I watched as my niece marched out of the kitchen to do what her mother said, while my sister headed for the sink and washed her hands. “I swear she’s getting hardheaded more and more every day,” Kember complained.
“Hmm, . . . wonder where she gets that from,” I mumbled as I bit another piece of my pork chop.
“Don’t you start on me too.”
“Neither one of you had better start. I’ve got some things to discuss, and I don’t want to hear y’all whining.”
Kember glanced over her shoulder at me before she snatched two paper towels off the roll. “Well, Daddy, if it was that urgent, why couldn’t you just tell us over the phone?” she asked, as she prepared a plate for her daughter.

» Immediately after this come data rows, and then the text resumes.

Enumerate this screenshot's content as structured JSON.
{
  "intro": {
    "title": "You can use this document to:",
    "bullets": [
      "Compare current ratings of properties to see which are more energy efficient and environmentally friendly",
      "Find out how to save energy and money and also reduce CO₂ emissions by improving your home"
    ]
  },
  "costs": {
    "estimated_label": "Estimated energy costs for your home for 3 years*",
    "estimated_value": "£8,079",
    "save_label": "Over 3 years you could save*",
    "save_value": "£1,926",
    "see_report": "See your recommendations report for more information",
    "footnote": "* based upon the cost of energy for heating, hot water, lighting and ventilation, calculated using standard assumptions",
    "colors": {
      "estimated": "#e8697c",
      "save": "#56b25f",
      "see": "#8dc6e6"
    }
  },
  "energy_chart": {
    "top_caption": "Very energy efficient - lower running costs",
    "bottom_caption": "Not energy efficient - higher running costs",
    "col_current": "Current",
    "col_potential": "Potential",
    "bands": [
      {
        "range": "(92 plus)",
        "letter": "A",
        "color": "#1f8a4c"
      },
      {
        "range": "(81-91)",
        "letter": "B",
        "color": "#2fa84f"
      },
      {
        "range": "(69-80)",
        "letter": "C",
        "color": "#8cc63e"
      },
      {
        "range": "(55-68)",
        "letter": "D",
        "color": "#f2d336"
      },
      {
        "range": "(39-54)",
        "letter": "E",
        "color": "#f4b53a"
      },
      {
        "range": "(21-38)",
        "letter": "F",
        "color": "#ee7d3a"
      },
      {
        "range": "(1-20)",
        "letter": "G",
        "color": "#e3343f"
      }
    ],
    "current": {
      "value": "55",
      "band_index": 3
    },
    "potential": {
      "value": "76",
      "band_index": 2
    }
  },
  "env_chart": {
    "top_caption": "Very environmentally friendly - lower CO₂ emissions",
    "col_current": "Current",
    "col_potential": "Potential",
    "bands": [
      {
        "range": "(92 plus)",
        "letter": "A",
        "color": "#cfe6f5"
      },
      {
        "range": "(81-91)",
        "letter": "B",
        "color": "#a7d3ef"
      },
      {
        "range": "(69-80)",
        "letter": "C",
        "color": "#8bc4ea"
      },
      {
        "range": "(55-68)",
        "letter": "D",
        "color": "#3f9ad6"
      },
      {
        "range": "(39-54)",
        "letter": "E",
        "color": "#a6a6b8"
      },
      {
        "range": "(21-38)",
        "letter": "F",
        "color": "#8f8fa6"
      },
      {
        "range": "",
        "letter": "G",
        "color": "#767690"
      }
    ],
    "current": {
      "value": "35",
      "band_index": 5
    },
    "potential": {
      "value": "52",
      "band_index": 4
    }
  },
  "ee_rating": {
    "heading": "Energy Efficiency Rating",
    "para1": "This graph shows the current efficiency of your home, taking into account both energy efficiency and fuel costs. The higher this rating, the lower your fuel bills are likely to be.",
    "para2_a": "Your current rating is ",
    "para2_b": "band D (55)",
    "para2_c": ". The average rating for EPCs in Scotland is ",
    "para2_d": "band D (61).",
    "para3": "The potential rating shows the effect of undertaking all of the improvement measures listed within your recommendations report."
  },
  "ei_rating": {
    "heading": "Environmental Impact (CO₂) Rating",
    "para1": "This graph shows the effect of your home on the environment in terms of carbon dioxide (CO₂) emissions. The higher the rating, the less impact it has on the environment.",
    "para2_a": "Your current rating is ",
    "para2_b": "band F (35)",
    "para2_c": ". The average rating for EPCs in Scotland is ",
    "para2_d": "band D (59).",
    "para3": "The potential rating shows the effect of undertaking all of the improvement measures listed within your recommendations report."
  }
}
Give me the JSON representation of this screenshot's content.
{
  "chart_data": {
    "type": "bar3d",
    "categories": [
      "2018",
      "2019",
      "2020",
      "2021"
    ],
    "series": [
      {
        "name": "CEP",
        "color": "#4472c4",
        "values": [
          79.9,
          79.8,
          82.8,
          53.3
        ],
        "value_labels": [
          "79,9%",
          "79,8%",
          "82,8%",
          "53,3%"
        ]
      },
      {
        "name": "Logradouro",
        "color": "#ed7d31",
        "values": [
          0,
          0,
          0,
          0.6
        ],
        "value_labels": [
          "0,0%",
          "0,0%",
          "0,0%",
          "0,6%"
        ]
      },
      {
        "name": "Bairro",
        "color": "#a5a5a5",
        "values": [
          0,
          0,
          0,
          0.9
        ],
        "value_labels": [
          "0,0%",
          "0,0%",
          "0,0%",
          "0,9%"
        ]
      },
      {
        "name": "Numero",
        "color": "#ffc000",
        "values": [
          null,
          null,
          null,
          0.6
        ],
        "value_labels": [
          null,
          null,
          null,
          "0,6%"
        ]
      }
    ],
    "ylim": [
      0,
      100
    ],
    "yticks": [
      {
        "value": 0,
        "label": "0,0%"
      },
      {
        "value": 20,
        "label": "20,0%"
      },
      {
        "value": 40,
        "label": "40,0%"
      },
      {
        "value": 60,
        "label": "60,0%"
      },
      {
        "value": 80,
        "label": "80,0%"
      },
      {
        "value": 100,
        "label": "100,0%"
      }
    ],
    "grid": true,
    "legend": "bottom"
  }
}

“Because that way y’all can hang up on me. I know this way you gon’ have to sit and listen.”
I slowly lowered my pork chop as my stomach turned. I wasn’t sure that I wanted to hear what the topic of this conversation was.
“Pops, did you make your good honey cornbread?” Emerald asked, blazing back into the kitchen and accepting the plate that her mother handed her.
“I did, baby. I knew that you were coming, and I made it specifically for you,” Polo lied.
I rolled my eyes, and Kember shook her head as she fixed herself a plate. This nigga fixed and ate that honey cornbread at least four days of the week.
Emerald sat down at the table beside me.
“Pops makes the best cornbread, Uncle October.”
“Don’t I know it, baby,” I replied, kissing her forehead. I loved my niece to pieces. She had become my everything. I had only wished that I could have been here for her when she was born. She and her mother had a tumultuous start, but they had come through it all.
Kember sat down at the table with her plate, and Polo sat on the other side of her.
“All right. We’re a family, and we’ve always been a family. I instilled in y’all from an early age to always put family first because that was your mama’s priority. Sometimes, family is all you got, and we can’t let each other down.”